Reavis described that the rapid adoption of cloud computing, which is driven by
the global economic environment, complicates the task of inventing new
solutions (Jaeger & Schiffman, 2010; Shroff, 2010; Vaquero, Rodero-Merino,
Caceres & Lindner, 2009). Suppliers
are believed to play their part in creating these problems by seizing the
opportunity to misquote cloud solutions in their organizations, which may never
exist (ITA, 1998). This is a considerable escalation that
affects the resolution of real problems. However, some interesting technologies
are emerging, despite the ambient background problems. Cloud passage, for
example, offers services for firewalls and vulnerability management servers,
and services designed specifically for cloud environments. According to CEO,
Carson Sweet, the technology used in controlling the problem of security
management for servers in a cloud environment will lead to virtual machines
being created quickly through cloning. Other technologies that facilitate data
analysis include the cloud passage platform, the demon halo, the halo grid and the
distributed computing grid. When created, they automatically safeguard the
servers that are well secured for maximum protection in computing (Armbrust et al., 2009).
Cipher Cloud successfully offers a web proxy
that ensures that the encryption and tokenization of corporate data is sent to
a service provider cloud. Encryption keys are designed in customer formats; the
functions associated with the data are preserved and the latency added does not
exceed 2 percent, depending on the direction of Cipher Cloud (King, 2008).
This technology is compatible with Force.Com, the PaaS of Salesforce.com, and
Google Apps. It is offered as a managed service but can also be deployed
internally, as a virtual appliance. Reavis believes that cloud computing is
reinventing IT gradually, and he expects to do the same with the IT security
industry (Vaquero, Rodero-Merino, Caceres & Lindner, 2009). The CSA is now studying how the cloud can be
used to secure everything, not just the cloud (Shroff, 2010).

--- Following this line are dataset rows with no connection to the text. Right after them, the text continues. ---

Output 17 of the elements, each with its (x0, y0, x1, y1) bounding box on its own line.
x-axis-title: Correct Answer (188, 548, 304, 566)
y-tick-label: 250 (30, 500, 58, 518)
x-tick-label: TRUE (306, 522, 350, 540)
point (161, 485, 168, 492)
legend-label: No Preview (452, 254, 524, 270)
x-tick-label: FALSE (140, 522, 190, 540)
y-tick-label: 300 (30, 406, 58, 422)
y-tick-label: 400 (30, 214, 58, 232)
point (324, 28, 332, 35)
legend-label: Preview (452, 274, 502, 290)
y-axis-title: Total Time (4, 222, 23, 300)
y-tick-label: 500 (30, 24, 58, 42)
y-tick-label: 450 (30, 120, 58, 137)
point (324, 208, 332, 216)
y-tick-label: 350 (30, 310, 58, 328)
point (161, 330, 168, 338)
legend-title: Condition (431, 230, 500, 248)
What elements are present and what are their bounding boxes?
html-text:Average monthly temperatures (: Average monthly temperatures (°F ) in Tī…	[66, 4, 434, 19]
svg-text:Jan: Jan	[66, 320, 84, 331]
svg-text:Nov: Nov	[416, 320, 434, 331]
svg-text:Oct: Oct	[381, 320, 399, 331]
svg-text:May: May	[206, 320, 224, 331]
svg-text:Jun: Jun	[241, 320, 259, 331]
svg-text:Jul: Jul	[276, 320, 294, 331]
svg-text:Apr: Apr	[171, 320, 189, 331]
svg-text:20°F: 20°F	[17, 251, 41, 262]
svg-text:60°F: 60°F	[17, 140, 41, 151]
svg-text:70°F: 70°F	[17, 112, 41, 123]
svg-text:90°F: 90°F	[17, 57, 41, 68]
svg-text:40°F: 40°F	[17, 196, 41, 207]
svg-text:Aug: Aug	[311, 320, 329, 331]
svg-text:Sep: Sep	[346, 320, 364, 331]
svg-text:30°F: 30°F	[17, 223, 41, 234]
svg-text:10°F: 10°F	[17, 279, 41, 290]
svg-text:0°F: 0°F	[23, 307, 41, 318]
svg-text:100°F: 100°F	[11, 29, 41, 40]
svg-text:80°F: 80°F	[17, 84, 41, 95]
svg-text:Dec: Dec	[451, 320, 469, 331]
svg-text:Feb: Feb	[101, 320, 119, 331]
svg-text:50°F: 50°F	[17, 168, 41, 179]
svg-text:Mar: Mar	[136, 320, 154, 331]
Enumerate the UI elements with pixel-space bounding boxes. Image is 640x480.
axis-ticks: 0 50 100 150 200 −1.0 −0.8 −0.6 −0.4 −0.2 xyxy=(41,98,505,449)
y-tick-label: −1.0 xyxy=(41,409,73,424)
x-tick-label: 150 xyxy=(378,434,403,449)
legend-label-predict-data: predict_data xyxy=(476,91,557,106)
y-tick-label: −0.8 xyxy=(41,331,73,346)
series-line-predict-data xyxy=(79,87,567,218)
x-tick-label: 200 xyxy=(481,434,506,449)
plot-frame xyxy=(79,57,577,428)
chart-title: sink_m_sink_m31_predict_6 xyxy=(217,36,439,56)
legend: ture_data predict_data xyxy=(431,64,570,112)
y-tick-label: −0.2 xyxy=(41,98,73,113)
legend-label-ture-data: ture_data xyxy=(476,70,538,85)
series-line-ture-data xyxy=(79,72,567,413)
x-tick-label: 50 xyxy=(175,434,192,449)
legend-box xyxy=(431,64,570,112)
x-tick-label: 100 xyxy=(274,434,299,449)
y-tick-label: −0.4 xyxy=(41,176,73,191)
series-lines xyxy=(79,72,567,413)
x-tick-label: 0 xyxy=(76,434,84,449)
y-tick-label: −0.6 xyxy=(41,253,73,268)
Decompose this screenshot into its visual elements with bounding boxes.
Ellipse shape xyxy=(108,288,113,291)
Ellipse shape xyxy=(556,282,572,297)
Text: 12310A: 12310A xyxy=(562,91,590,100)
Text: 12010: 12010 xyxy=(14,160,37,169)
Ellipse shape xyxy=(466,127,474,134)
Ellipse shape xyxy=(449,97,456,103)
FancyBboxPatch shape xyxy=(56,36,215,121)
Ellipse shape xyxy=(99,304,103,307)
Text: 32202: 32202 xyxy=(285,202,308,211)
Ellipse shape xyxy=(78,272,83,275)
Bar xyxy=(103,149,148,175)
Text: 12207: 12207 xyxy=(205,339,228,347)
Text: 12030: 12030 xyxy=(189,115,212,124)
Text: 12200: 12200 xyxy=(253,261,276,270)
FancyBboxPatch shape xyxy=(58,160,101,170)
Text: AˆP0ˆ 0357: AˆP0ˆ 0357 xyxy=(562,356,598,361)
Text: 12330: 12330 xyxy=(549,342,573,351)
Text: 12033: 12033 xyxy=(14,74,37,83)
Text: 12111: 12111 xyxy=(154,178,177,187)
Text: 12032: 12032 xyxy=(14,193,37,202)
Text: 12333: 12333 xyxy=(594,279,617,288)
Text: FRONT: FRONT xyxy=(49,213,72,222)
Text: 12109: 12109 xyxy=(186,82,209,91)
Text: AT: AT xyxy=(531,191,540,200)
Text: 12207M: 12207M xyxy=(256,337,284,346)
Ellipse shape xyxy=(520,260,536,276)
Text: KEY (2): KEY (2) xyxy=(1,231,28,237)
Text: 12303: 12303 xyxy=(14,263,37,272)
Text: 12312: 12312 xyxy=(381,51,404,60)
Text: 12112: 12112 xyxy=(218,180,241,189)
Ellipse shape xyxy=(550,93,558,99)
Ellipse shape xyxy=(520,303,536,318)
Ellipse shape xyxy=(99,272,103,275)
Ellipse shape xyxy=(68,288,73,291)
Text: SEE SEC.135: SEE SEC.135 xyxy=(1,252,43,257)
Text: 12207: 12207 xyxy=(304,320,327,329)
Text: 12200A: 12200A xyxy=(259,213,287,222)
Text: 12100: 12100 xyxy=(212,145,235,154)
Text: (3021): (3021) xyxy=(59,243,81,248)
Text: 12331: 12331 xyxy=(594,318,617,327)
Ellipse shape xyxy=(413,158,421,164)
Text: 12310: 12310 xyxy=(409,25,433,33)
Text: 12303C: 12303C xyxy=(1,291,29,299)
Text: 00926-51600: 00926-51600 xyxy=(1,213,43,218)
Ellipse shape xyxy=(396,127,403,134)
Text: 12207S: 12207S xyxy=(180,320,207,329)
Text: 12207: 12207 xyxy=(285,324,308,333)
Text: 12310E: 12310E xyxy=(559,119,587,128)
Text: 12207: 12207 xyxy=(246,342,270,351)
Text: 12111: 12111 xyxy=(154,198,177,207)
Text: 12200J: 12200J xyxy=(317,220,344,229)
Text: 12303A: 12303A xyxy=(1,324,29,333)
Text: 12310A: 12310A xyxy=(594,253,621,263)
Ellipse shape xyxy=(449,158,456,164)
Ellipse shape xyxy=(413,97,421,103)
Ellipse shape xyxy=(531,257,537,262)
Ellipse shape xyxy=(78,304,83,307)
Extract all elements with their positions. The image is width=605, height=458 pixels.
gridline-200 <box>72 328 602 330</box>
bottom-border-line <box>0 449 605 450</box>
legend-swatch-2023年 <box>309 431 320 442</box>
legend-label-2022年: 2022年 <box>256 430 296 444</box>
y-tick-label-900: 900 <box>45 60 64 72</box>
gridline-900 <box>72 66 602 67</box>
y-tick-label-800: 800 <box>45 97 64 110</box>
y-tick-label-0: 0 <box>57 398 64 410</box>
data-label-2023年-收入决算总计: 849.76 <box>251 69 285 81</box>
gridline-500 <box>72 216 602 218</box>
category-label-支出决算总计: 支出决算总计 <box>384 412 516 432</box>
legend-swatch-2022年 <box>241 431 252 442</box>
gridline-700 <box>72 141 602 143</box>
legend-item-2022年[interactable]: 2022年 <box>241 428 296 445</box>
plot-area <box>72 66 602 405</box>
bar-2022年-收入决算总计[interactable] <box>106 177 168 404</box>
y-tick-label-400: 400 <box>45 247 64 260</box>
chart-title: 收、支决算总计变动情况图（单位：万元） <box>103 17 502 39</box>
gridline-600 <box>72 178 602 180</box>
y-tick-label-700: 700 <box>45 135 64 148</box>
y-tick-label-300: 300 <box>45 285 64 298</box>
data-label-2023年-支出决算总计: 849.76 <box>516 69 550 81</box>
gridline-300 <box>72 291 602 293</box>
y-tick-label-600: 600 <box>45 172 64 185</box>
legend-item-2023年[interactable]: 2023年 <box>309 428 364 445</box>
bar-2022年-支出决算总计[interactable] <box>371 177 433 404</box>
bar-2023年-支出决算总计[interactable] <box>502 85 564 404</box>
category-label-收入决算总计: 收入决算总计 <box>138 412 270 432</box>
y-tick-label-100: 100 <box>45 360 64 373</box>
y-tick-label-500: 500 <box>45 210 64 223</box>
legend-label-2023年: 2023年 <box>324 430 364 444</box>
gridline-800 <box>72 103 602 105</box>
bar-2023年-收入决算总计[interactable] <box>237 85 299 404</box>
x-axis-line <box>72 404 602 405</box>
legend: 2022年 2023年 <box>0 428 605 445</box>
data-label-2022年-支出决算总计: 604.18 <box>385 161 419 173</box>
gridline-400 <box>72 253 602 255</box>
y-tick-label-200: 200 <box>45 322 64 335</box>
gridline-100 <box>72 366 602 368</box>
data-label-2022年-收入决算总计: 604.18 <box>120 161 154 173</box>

As such, the cloud gives rise to
significant differences in security. Michael Pauly points out that the cloud
changes the situation dramatically (Pauly, 2013).
There is no question of access to software or hardware, but only in the
operation. This means using something that is not known is implying that there
will be no control over it. Consequently, the appropriate security mechanisms
to apply will be determined. Sometimes, there may be complexities in the
control, but security is also possible and is literally a matter of life or
death (Khare, 2006).
When it comes to data security on a cloud computing environment, the
security of the LAN/WAN cannot be stressed enough. With the invention and
development of cloud computing, comes numerous threats from many data security
adversaries. The identification of the data security adversary is as critical
as putting mitigation checks in place in order to ensure or minimize the
results of the attack. There are two three?? main data security adversaries are
identified below:
a)
Weak adversary: This
kind of adversary mainly focuses on merely corrupting the user’s data files
stored on individual servers, and as soon as the data server is exposed to
security threats and is vulnerable, the adversary can corrupt the original data
files by modifying or introducing its own fraudulent data to prevent the
original data from being retrieved by the user. In a virtualized cloud
environment, each client has a virtual machine that is running client specific
applications (Armbrust et al., 2009;
Howe, 1988). As the operating system (OS) of the cloud provider is running
multiple VMs concurrently, it is a
challenging task to manage all the virtual machines concurrently, and in recent
security breaches, black hat hackers and other security experts have discovered
security holes in some hypervisor implementations (Howe, 1988). Hypervisors are
getting more and more common, and are growing in deployment in everything from
data center systems to embedded consumer electronics; however, as their
deployment increases, more and more security concerns come into play, including
a variety of attack methods and the dire consequences of a compromised
hypervisor (Clarke & Knake,
2012; Cleveland, 2009).
b)
Holes include
the ability to insert code into virtual machines, the disclosure of
unauthorized information, and potential disruption of service. Once a compromise is made at the hypervisor
level, one can easily penetrate the operating system that resides on that
particular VM and its storage system including the access to perform malicious
operations on the applications that reside on the machines (Howe, 1988). So if
one were to breach the hypervisor running several varieties of guest operating
systems, one could use root access to the hypervisor to commit security
breaches on a cloud computing environment that dents the security of the
LAN/WAN. Such breaches include, but are not limited to, planting rootkits into
the memory of running operating system kernels, and performing file system
trickery as a side-effect of having direct and raw access to nonvolatile data
storage mediums (Buyya et al., 2011; Salomon, 2003).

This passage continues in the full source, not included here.